Come cattolico io penso che la vita debba essere protetta fin dal suo inizio, ma so bene che i difensori della legalizzazione dell’aborto o delle ricerche sugli embrioni sono gli stessi che spesso hanno lottato e lottano fianco a fianco coi cattolici per realizzare altri obiettivi di giustizia sociale fissati nelle encicliche papali.
Certamente noi non vogliamo modellare la morale cattolica per adattarla al disaccordo dei non cattolici, per quanto il loro disaccordo possa essere sincero.
Ma se l’ampiezza, l’intensità e la sincerità dell’opposizione all’insegnamento della Chiesa non devono poter influenzare la moralità cattolica, non possiamo evitare che incidano profondamente sulla nostra abilità realistica e politica di trasferire la moralità cattolica in legge dello stato; una legge non per i credenti cui dovrebbe non servire, ma per i non credenti che la rigettano. (…)
Stiamo forse chiedendo ai nostri legislatori di definire criminale ciò che noi crediamo sia un peccato, visto che noi stessi non riusciamo a smettere di commetterlo?
Il fallimento qui non è di Cesare, è il nostro fallimento.
A meno che noi cattolici non educhiamo meglio noi stessi ai valori che vogliamo difendere, a meno che non sappiamo dare un esempio chiaro e vincolante, non saremo mai in grado di convincere la società. (…)
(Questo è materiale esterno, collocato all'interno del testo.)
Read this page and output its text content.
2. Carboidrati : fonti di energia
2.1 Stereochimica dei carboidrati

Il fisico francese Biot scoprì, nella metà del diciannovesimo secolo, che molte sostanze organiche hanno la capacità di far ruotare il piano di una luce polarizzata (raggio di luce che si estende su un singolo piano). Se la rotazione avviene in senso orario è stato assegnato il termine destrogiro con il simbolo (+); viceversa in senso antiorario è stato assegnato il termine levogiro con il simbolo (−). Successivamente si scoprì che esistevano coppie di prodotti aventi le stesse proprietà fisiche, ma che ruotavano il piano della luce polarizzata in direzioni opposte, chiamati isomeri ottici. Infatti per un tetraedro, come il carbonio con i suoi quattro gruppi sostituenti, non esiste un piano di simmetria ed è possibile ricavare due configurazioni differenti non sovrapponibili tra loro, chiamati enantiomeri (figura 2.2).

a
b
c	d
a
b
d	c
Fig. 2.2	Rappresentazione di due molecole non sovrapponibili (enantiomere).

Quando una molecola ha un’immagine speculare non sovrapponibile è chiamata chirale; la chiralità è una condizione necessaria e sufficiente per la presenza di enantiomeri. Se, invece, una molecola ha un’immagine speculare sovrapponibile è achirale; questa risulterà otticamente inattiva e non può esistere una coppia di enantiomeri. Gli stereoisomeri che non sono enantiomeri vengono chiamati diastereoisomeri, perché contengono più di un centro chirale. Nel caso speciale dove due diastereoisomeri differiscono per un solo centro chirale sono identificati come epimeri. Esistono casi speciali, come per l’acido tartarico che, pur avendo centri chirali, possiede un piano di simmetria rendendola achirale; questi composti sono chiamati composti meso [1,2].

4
Si tratta di un dialogo lungo e complesso, un dialogo che sarebbe tragico diventasse un prolungato argomento di divisione, che pregiudicasse in qualche modo la nostra capacità di cercare punti di incontro.(…)
Noi possiamo essere totalmente cattolici, orgogliosamente cattolici; persuadendo, non obbligando, cercando la verità con amore. E tutto ciò rispettando e beneficiando di una meravigliosa democrazia pluralistica. E possiamo farlo persino da politici».
Il bello e la attualità di questa posizione è che se la penultima frase fosse: «Noi possiamo essere totalmente laici, orgogliosamente laici (come la scienza deve essere); persuadendo, non obbligando, cercando la verità con amore»…, la sua bellezza non cambierebbe affatto.
E questa è la prova migliore della sua validità come punto condiviso di un dibattito tanto importante.